Outro desafio está no crescimento da infraestrutura ao redor dos atrativos. Estradas, estacionamentos, hospedagens, restaurantes e empreendimentos turísticos são importantes para receber visitantes, mas precisam considerar as características ambientais de cada região.
O planejamento territorial é fundamental para evitar ocupações inadequadas e empreendimentos de alto impacto em áreas ambientalmente frágeis. O próprio plano de manejo do Parque Estadual Salto São Francisco da Esperança estabelece regras para sua zona de amortecimento, incluindo a previsão de que empreendimentos nessa área sejam de baixo impacto ambiental.
Além da fiscalização, educação ambiental pode ter um papel decisivo. Um turista que entende por que determinada trilha não pode ser acessada ou por que não deve sair do caminho demarcado tende a compreender a regra não apenas como uma restrição, mas como uma forma de proteger o lugar que veio conhecer.
Esse trabalho pode começar antes mesmo da chegada do visitante. Informações nos sites oficiais, redes sociais, estabelecimentos turísticos, agências e pontos de entrada podem orientar sobre horários, dificuldade das trilhas, regras ambientais, condições de acesso e cuidados necessários.
A capacitação dos próprios profissionais do turismo também é importante. Guias, proprietários de atrativos, empreendedores e trabalhadores do setor podem atuar como agentes de educação ambiental, explicando aos visitantes como aproveitar a experiência sem causar danos.
A responsabilidade, portanto, não está concentrada em um único setor. Poder público, proprietários de atrativos, empresas, moradores e turistas precisam participar da conservação.
Para o município, isso também representa uma oportunidade de transformar a preservação em parte da própria estratégia turística.
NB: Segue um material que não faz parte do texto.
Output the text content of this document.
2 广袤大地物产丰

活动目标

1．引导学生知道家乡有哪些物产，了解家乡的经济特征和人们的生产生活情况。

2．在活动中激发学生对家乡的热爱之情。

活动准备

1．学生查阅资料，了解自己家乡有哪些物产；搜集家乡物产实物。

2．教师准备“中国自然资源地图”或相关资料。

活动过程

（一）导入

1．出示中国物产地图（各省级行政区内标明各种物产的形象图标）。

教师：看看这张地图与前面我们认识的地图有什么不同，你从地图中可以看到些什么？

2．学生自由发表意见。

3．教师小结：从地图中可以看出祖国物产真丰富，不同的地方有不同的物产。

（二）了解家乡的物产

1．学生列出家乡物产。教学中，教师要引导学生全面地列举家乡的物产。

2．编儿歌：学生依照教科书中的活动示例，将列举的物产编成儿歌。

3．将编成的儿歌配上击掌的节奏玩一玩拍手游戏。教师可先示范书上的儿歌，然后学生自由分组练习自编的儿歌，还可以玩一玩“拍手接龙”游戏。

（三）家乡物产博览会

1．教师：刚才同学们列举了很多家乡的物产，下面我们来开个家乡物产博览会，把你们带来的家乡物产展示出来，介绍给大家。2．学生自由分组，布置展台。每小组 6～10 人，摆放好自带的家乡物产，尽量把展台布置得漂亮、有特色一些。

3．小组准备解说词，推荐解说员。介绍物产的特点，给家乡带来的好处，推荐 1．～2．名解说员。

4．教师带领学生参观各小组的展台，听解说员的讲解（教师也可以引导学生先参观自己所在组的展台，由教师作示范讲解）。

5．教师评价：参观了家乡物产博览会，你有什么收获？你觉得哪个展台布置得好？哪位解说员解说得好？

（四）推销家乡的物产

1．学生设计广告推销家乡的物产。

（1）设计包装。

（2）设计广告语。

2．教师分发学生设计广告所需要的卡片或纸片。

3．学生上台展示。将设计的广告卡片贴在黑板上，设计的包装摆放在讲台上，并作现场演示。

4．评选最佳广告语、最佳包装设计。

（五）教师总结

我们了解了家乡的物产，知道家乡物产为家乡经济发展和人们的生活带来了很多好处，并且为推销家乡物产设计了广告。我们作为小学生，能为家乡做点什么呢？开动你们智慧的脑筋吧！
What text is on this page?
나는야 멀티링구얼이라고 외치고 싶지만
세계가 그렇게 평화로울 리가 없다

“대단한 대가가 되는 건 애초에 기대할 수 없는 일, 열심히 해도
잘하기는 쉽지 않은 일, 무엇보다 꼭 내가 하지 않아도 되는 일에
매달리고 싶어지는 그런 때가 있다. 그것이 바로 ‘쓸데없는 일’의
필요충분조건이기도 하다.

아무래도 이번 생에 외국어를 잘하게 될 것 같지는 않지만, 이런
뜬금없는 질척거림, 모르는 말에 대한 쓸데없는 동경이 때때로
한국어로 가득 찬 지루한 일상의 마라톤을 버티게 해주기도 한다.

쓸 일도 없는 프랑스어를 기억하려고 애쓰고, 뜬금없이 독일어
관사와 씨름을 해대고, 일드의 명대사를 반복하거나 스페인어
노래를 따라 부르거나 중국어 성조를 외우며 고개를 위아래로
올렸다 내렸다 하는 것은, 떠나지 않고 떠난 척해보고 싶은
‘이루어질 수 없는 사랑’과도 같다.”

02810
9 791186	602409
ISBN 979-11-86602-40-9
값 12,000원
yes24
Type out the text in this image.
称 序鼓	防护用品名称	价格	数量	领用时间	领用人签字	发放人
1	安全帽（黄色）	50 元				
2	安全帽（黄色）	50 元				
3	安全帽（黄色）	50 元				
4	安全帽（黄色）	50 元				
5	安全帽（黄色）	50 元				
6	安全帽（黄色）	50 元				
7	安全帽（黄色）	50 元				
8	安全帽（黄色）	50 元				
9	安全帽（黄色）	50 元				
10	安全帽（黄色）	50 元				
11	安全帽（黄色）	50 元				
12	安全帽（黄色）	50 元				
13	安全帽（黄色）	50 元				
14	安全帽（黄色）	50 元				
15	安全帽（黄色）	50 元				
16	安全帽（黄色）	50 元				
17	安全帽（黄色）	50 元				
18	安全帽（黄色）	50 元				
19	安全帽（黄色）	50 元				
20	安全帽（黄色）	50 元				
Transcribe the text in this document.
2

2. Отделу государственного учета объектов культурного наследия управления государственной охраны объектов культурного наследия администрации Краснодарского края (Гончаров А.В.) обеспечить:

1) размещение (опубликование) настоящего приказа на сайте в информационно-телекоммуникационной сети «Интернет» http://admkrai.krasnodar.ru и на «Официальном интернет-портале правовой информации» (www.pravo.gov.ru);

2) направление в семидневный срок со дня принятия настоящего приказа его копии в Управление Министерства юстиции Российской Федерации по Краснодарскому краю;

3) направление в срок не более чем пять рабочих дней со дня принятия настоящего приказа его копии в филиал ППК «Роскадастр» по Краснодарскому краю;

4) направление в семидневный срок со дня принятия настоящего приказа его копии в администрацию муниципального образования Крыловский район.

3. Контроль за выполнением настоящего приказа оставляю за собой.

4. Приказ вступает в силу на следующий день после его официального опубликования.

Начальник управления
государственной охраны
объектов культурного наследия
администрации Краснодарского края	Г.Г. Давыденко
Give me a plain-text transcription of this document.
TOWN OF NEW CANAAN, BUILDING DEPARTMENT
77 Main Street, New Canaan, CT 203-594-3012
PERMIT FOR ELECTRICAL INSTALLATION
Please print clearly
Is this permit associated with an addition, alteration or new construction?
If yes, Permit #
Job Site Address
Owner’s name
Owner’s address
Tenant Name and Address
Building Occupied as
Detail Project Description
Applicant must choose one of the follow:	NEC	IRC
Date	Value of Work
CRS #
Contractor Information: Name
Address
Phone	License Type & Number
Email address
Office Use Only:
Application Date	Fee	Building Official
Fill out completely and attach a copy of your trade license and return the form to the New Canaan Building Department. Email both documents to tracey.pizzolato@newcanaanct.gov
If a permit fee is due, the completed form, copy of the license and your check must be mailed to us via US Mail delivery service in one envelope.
Em vez de vender apenas a imagem das grandes cachoeiras, Prudentópolis pode fortalecer a ideia de um destino que oferece natureza preservada e experiências responsáveis.
O planejamento municipal já contempla a necessidade de desenvolver o turismo de maneira sustentável e integrada com a preservação ambiental e cultural. Documentos de planejamento do município destacam a intenção de consolidar a atividade turística e estabelecer estratégias que conciliem desenvolvimento e conservação.
A pesquisa acadêmica realizada sobre o turismo de natureza em Prudentópolis reforça que esse processo ainda apresenta desafios. Embora o setor tenha potencial econômico e esteja em expansão, as práticas sustentáveis identificadas entre os empreendedores ainda são consideradas pontuais e desarticuladas.
Isso significa que o futuro do turismo de Prudentópolis não depende apenas de atrair mais visitantes. Depende também de saber quantas pessoas cada atrativo consegue receber, onde elas podem circular, quais estruturas precisam ser melhoradas e como os recursos naturais serão monitorados ao longo do tempo.
A conservação também pode gerar benefícios para a própria atividade turística. Um ambiente preservado mantém a qualidade das paisagens, das águas e das trilhas e aumenta as chances de que o destino continue atraindo visitantes no futuro.
No caso de Prudentópolis, essa preocupação é especialmente importante porque a natureza é um dos principais motivos que levam turistas ao município. A cidade possui uma grande variedade de atrativos, incluindo cachoeiras, trilhas e atividades de aventura.
Preservar essas áreas, portanto, não significa apenas proteger árvores, rios e animais. Significa também proteger a principal matéria-prima do turismo local.
O crescimento do setor pode continuar trazendo oportunidades econômicas para Prudentópolis, mas precisa caminhar junto com planejamento, fiscalização, infraestrutura adequada e conscientização. Afinal, uma cachoeira pode continuar atraindo visitantes por muitos anos somente se o ambiente ao seu redor continuar existindo e mantendo suas características naturais.
Em um município que tem a natureza como um dos seus maiores patrimônios, crescer sem destruir é o principal desafio — e também uma das maiores oportunidades para o futuro do turismo de Prudentópolis.